Sous la Nouvelle Alliance, Dieu accorde à l’Eglise des bienfaits matériels fort utiles et destinés à être partagés avec ceux qui en ont moins (Mt 6.33 ; 2 Co 9.8 ; Ph 4.19 ; 1 Tm 4.3-5 ; 6.17) mais surtout des bénédictions spirituelles encore plus précieuses (Ep 1.3-12). Contrairement à Israël sous l’Ancienne Alliance, l’Eglise ne constitue pas une nation habitant un pays particulier mais comprend des membres dispersés dans le monde entier. Aussi le niveau de vie des chrétiens est-il tributaire, parfois en grande partie, de la situation économique du pays qu’ils habitent ou du degré de persécution à laquelle ils sont exposés.

 

Les principes inculqués par le livre des Proverbes (livre inspiré par Dieu et encore utile au chrétien, 2T m 3.16s) gardent certes leur valeur en tant que … règles générales ; mais sous la Nouvelle Alliance, Dieu ne promet nulle part de récompenser systématiquement l’obéissance par la santé et la prospérité.
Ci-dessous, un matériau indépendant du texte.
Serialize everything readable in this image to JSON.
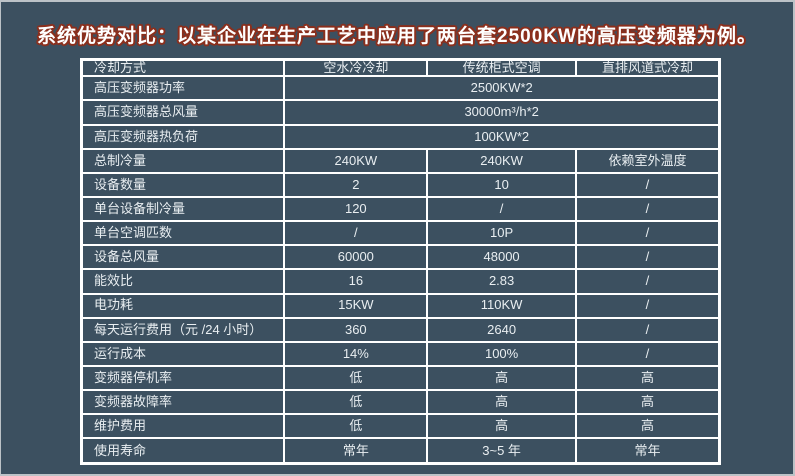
{
  "frame": {
    "background_color": "#3C5060",
    "edge_color": "#BCC2C7",
    "table_border_color": "#FFFFFF",
    "cell_text_color": "#E9EEF1"
  },
  "title": {
    "text": "系统优势对比：以某企业在生产工艺中应用了两台套2500KW的高压变频器为例。",
    "fill_color": "#FFFFFF",
    "outline_color": "#8B2F1D"
  },
  "chart_data": {
    "type": "table",
    "title": "系统优势对比：以某企业在生产工艺中应用了两台套2500KW的高压变频器为例。",
    "columns": [
      "冷却方式",
      "空水冷冷却",
      "传统柜式空调",
      "直排风道式冷却"
    ],
    "rows": [
      {
        "label": "高压变频器功率",
        "span": "2500KW*2"
      },
      {
        "label": "高压变频器总风量",
        "span": "30000m³/h*2"
      },
      {
        "label": "高压变频器热负荷",
        "span": "100KW*2"
      },
      {
        "label": "总制冷量",
        "cells": [
          "240KW",
          "240KW",
          "依赖室外温度"
        ]
      },
      {
        "label": "设备数量",
        "cells": [
          "2",
          "10",
          "/"
        ]
      },
      {
        "label": "单台设备制冷量",
        "cells": [
          "120",
          "/",
          "/"
        ]
      },
      {
        "label": "单台空调匹数",
        "cells": [
          "/",
          "10P",
          "/"
        ]
      },
      {
        "label": "设备总风量",
        "cells": [
          "60000",
          "48000",
          "/"
        ]
      },
      {
        "label": "能效比",
        "cells": [
          "16",
          "2.83",
          "/"
        ]
      },
      {
        "label": "电功耗",
        "cells": [
          "15KW",
          "110KW",
          "/"
        ]
      },
      {
        "label": "每天运行费用（元 /24 小时）",
        "cells": [
          "360",
          "2640",
          "/"
        ]
      },
      {
        "label": "运行成本",
        "cells": [
          "14%",
          "100%",
          "/"
        ]
      },
      {
        "label": "变频器停机率",
        "cells": [
          "低",
          "高",
          "高"
        ]
      },
      {
        "label": "变频器故障率",
        "cells": [
          "低",
          "高",
          "高"
        ]
      },
      {
        "label": "维护费用",
        "cells": [
          "低",
          "高",
          "高"
        ]
      },
      {
        "label": "使用寿命",
        "cells": [
          "常年",
          "3~5 年",
          "常年"
        ]
      }
    ],
    "layout": {
      "grid": true,
      "legend": false,
      "header_row": true
    }
  }
}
Au contraire, le Nouveau testament nous apprend que certains croyants peu consacrés sont riches (Ap 3.17) tandis que d’autres croyants, exemplaires, connaissent une extrême pauvreté (Ap 2.9 ; 2 Co 8.2). Jésus lui-même possédait peu de biens terrestres (Lc 9.58), et les apôtres apparaissaient parfois comme n’ayant rien (2 Co 6.10).

 

 

Des avertissements significatifs

 

La Bible comporte de nombreux avertissements à propos des dangers spirituels de la prospérité matérielle. « Parmi les dangers de la richesse que signale déjà l’AT, mentionnons : l’orgueil (Pr 28 11) la vantardise (Jr 9.22), la confiance mise dans les biens matériels au lieu d’être placée en l’Eternel (Ps 52.9), l’ingratitude envers Dieu (Dt 8.17-18 ; Os 2.8)… Dans le NT de nombreux avertissements concernent le danger que représentent l’argent ou les biens.

 

Dans le sermon sur la montagne, Jésus… met en garde contre l’avarice et l’inquiétude et dit que l’argent, érigé en idole (Mammon) détourne les affections, obscurcit la vue, dresse une barrière au service de Dieu et provoque la présomption… Il avertit ses disciples qu’il est difficile à ceux qui ont des richesses d’entrer dans le Royaume de Dieu (Marc 10.23, 27). Le cœur s’attache aux biens matériels au lieu de chercher à être « riche en Dieu » (Lc 12.21 ; cf. Ap 3.17). Dans la parabole du semeur, l’attrait des richesses étouffe la Parole (Mt 13.22)… L’amour de l’argent, dit Paul, est la source de tous les maux [- ou une source de toutes sortes de maux] (1 Tm 6.10). » [Nouveau Dictionnaire Biblique, Editions Emmaüs, sous « Richesse »]

 

 

Le mot de la fin

 

Cette dernière affirmation figure dans un passage (1 Tm 6.6-11) qui souligne le danger spirituel que représente, de nos jours, le soi-disant Evangile de la prospérité : « C’est, en effet, une grande source de gain que la piété avec le contentement ; car nous n’avons rien apporté dans le monde et il est évident que nous n ‘en pouvons rien emporter ; si donc nous avons la nourriture et le vêtement, cela nous suffira.

 

Mais ceux qui veulent s’enrichir tombent dans la tentation, dans le piège, et dans beaucoup de désirs insensés et pernicieux qui plongent les hommes dans la ruine et la perdition. Car l’amour de l’argent est une racine de tous les maux ; et quelques-uns, en étant possédés, se sont égarés loin de la foi, et se sont jetés eux-mêmes dans bien des tourments. Pour toi, homme de Dieu, fuis ces choses, et recherche la justice, la piété, la foi, l’amour, la patience, la douceur. »

 

P.C.


NOTES

 

1. Article « Bénédiction », Grand Dictionnaire de la Bible, Editions Excelsis.